VICIfast
Glossary

carriers-sip

SIP response code

A SIP response code is a three-digit number a system returns to explain what happened to a call, similar to the status codes used on the web.

A SIP response code is a three-digit number a phone system sends back to say what happened to a call. SIP stands for Session Initiation Protocol, the signaling language behind most modern voice calls. The codes work much like the status numbers you see on the web — a quick, standard way to report success, redirection, a client mistake, or a server failure without writing a sentence.

The codes are grouped by their first digit. The 1xx range means the call is in progress, like 180 Ringing. The 2xx range means success, with 200 OK signaling that the call was answered. The 3xx range means redirection. The 4xx range means a problem on the requesting side, such as 404 Not Found or 486 Busy Here.

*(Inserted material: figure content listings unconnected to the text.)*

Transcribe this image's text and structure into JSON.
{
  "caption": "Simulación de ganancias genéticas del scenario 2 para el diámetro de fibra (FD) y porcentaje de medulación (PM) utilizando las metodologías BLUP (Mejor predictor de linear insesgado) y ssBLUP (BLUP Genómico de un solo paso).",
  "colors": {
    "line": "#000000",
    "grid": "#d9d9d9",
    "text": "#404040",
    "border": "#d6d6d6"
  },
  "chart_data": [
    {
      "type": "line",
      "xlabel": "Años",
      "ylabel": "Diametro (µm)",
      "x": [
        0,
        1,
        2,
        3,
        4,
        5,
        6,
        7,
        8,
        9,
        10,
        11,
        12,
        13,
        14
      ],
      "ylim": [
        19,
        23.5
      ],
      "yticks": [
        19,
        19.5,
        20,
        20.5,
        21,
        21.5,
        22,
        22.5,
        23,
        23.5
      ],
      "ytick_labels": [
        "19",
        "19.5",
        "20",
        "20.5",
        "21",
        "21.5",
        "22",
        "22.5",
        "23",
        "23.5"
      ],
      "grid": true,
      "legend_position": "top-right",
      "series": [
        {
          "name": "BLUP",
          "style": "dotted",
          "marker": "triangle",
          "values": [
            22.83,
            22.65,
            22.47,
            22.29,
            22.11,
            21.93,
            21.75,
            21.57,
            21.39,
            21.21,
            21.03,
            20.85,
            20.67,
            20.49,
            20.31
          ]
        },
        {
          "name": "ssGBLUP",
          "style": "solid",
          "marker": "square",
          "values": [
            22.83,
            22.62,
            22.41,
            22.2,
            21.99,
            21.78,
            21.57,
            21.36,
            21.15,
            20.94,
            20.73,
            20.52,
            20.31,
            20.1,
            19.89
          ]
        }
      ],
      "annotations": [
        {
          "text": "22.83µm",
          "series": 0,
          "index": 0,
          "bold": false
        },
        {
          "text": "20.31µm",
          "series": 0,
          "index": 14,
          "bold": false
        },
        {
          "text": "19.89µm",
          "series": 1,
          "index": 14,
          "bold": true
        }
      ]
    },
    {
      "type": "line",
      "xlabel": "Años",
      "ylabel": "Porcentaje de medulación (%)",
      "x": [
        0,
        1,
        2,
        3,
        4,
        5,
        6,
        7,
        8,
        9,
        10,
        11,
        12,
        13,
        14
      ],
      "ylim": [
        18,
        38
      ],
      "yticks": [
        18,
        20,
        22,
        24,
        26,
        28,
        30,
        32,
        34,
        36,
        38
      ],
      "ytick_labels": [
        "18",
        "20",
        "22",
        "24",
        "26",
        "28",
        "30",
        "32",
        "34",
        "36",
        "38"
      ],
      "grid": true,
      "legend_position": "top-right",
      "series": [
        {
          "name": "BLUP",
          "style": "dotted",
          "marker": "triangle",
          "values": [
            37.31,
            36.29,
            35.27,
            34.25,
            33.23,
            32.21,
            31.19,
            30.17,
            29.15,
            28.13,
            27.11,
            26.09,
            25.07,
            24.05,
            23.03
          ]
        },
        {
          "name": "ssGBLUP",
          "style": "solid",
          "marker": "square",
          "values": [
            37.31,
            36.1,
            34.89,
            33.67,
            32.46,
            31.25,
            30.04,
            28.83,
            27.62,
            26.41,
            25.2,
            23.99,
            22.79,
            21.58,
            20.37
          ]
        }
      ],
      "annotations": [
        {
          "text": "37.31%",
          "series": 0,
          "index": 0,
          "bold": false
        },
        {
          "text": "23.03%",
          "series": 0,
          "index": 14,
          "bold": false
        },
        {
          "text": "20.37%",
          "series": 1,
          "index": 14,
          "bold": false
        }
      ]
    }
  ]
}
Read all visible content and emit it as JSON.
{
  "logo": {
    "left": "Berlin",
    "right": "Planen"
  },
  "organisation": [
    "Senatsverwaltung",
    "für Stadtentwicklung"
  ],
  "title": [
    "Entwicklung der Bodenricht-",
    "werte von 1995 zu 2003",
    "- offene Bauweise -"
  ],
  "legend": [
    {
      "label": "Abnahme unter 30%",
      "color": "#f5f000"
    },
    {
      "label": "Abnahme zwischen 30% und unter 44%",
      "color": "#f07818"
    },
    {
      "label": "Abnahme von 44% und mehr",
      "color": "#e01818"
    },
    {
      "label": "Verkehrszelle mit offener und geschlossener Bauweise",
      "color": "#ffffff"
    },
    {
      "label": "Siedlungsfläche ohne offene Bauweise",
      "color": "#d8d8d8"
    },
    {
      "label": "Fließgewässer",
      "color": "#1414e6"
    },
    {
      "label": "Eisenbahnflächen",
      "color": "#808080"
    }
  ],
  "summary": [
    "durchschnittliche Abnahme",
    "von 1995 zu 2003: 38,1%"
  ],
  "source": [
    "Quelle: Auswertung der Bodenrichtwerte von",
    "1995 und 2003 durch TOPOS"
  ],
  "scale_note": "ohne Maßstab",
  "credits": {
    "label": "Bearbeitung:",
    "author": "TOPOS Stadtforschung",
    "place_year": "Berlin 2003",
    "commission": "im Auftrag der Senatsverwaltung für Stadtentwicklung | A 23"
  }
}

The 5xx range means a server problem, with sip 503 being a common one. The 6xx range means a global rejection like 603 Decline.

Knowing these ranges makes debugging fast. If your sip calls fail and you grab a sip trace, the response code in the trace tells you immediately whether the fault is your request, the destination being busy, or your carrier having a bad moment. A wave of 503s usually points to congestion or an overloaded server rather than anything wrong with your specific call.

Keep in mind the response code is about signaling, while the reason the channel actually closed is reported separately as a hangup cause. The two usually agree, but when they differ it is a strong hint about where the problem lives. Learning to read response codes is one of the most useful skills for anyone running a dialer against real carriers.